Matrix Moments - Fintech

Image Credit: Daisy

However, once COVID-19 hit Indian shores, things changed overnight, and people didn’t want to touch the fintech sector. New entrepreneurial activity has been down by 70-80 percent, while some investors have started talking about not investing in fintechs at all! In my view, painting everything with the same brush is erroneous. 


For example, digital payment startups have already recovered to pre COVID levels and are benefitting from clear ecommerce tailwinds. Digital broking firms are showing unprecedented growth - partly because offline channels are unavailable and partly because massive correction in the equity markets is attracting new investors. Health insurance is showing signs of becoming a pull product with even small merchants looking for at least basic insurance cover for their employees. 




Impact of COVID on lending 

Clearly, lending companies have had a rough few months, and more pain is still to come, but there again it’s a story of two halves.


Companies that have clear PMF (product market fit), experienced management teams, and strong balance sheets have only grown stronger (including continued access to new debt), while others have faced tough times. 

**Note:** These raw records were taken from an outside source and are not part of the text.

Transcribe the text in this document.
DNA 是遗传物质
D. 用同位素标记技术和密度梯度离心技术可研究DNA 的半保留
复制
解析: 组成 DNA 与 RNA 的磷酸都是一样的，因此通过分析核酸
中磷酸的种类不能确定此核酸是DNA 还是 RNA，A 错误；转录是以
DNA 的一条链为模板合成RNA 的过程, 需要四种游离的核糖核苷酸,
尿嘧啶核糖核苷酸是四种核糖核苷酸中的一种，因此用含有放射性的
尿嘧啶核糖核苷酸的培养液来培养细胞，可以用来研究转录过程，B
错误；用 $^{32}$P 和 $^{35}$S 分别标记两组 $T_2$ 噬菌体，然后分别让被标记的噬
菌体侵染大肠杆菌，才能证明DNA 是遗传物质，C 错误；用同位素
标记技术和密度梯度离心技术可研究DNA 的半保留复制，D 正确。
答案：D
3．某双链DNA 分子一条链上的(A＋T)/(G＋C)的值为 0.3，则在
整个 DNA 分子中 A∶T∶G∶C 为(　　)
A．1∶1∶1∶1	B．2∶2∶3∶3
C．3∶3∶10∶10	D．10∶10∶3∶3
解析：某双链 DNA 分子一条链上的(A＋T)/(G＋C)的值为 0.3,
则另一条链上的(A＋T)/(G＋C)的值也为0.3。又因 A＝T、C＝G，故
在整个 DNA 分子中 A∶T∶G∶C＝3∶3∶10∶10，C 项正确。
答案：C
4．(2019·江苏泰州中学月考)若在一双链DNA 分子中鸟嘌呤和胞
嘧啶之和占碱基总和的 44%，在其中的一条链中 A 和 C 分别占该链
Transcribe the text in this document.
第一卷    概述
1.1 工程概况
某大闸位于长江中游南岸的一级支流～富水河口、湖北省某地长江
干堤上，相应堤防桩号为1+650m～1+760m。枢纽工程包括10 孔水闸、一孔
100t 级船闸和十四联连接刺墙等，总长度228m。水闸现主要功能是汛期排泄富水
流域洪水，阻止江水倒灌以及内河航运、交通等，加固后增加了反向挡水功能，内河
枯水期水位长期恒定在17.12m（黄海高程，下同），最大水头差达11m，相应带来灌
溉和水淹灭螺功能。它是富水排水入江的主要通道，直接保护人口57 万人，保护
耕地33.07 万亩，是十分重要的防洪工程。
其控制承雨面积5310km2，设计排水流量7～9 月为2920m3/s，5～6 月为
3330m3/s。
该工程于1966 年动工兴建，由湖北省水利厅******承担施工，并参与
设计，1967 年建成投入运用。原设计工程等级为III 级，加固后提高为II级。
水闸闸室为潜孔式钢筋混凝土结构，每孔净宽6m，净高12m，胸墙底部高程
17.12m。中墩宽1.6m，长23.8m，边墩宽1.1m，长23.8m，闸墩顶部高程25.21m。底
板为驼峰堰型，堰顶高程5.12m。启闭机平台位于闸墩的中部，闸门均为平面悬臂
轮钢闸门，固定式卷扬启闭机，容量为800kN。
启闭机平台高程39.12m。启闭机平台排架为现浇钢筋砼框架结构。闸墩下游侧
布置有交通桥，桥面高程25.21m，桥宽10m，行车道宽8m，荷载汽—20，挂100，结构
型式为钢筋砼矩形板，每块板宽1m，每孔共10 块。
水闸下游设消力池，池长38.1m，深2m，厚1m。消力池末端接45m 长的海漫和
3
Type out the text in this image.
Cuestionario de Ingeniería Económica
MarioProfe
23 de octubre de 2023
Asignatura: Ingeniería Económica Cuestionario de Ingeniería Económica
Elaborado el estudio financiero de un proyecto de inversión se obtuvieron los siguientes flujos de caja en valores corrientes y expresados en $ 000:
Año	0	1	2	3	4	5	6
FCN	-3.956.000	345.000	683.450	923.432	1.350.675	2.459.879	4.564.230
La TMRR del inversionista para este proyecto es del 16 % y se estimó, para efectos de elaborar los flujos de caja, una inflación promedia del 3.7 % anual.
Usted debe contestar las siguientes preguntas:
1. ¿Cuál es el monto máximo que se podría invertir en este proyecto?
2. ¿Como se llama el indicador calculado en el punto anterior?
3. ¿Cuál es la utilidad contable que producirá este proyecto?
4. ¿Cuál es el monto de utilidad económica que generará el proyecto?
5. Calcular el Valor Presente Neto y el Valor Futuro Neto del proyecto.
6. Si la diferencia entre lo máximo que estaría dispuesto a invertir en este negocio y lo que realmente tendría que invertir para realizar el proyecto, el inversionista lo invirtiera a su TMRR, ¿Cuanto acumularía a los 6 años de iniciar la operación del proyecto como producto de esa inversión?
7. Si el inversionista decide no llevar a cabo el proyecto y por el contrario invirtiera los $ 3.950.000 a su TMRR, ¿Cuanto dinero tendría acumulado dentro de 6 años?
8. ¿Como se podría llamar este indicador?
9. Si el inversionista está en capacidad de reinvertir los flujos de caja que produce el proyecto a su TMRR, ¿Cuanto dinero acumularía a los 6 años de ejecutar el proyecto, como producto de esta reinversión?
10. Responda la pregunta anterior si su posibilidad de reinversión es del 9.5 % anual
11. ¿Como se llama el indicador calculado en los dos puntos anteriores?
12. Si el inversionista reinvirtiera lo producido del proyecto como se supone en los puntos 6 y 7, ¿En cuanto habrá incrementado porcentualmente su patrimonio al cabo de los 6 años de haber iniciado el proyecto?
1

Without taking company names, there are three examples in our portfolio where the lenders are already at their highest ever collection efficiencies (98 percent plus in a couple of cases) and monthly disbursal rates.


In addition to this, the last few months have forced resource constrained companies to focus on things that truly matter – right-size operations, build truly digital GTM strategies, and strive to achieve profitable growth vs using cashbacks or other unsustainable practices to fuel growth – all things that will help build enduring companies. 


In fact, we are seeing reports of a number of companies, both within our portfolio and outside, that have either turned profitable or will turn profitable over the next few months. This was the biggest lacuna for fintech lenders in the past, but we are seeing early signs of that changing. 


Lastly, this crisis is very different from the 2008 Global Financial Crisis where banks globally were over leveraged (unlike current scenario) and the recovery is perhaps going to be different too. 

Long-term fundamentals in fintech 

At Matrix Partners India, we believe that long term fundamentals for fintech have not changed. In India, financial services is still an under-penetration story. We are approaching the bottom of the credit cycle, and for innovators taking a long-term view, underlying market opportunity will only become better. 


Fear cycle will take over in the short term and competitive intensity will likely reduce across some segments. We are confident that several exciting companies in our portfolio are well positioned to capitalise on the opportunity across sectors such as digital payments (Razorpay, Mswipe); SME lending (Five Star Finance, Ofbusiness, ziploan); consumer credit (Ola Financial Services, OneCard, Liquiloans); and neobanks (Jupiter, Avail Finance, YeLo). We also continue to scout actively for the next game changer whom we can partner with. 


The next decade will perhaps start with some pain, but no doubt it will generate unprecedented opportunity. Sceptics should track Bajaj Finance and HDFC Bank’s stock price post the 2008 crisis. Or note that companies such as Square, Stripe, and SoFi started in 2009, 2010, and 2011, respectively. The best times may well be ahead of us.